Relevant articles and documents

Design, synthesis, and biological evaluation of aminothiazole derivatives against the fungal pathogens Histoplasma capsulatum and Cryptococcus neoformans

Invasive fungal disease constitutes a growing health burden and development of novel antifungal drugs with high potency and selectivity against new fungal molecular targets are urgently needed. Previously, an aminothiazole derivative, designated as 41F5, was identified in our laboratories as highly active against Histoplasma yeast (MIC50 0.4-0.8 μM) through phenotypic high-throughput screening of a commercial library of 3600 purine mimicking compounds (Antimicrob. Agents Chemother. 2013, 57, 4349). Consequently, 68 analogues of 41F5 were designed and synthesized or obtained from commercial sources and their MIC50s of growth inhibition were evaluated in Histoplasma capsulatum to establish a basic structure-activity-relationship (SAR) for this potentially new class of antifungals. The growth inhibiting potentials of smaller subsets of this library were also evaluated in Cryptococcus neoformans and human hepatocyte HepG2 cells, the latter to obtain selectivity indices (SIs). The results indicate that a thiazole core structure with a naphth-1-ylmethyl group at the 5-position and cyclohexylamide-, cyclohexylmethylamide-, or cyclohexylethylamide substituents at the 2-position caused the highest growth inhibition of Histoplasma yeast with MIC50s of 0.4 μM. For these analogues, SIs of 92 to >100 indicated generally low host toxicity.
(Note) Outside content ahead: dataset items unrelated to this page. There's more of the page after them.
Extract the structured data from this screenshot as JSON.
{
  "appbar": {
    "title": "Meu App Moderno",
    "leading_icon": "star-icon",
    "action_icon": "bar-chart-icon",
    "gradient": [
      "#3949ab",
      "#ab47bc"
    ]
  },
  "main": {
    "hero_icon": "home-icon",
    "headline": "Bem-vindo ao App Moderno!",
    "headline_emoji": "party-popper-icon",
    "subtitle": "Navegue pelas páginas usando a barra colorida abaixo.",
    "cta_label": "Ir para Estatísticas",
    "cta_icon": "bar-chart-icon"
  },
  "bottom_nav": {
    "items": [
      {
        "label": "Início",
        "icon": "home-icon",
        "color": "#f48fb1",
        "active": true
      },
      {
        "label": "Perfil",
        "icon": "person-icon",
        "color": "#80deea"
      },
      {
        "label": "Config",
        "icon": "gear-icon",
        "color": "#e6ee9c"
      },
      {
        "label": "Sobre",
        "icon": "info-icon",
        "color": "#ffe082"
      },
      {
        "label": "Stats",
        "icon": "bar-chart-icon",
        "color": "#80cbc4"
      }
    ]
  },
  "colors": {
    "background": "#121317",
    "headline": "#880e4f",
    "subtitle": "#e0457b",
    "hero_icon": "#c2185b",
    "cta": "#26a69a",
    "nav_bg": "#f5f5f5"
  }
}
Substitution at the 3- and 4-position decreased antifungal activity. Similarities and differences were observed between Histoplasma and Cryptococcus SARs. For Cryptococcus, the naphth-1-ylmethyl substituent at the 5-position and smaller cyclopentylamide- or cyclohexylamide groups at the 2-position were important for activity. In contrast, slightly larger cyclohexylmethyl- and cyclohexylethyl substituents markedly decreased activity.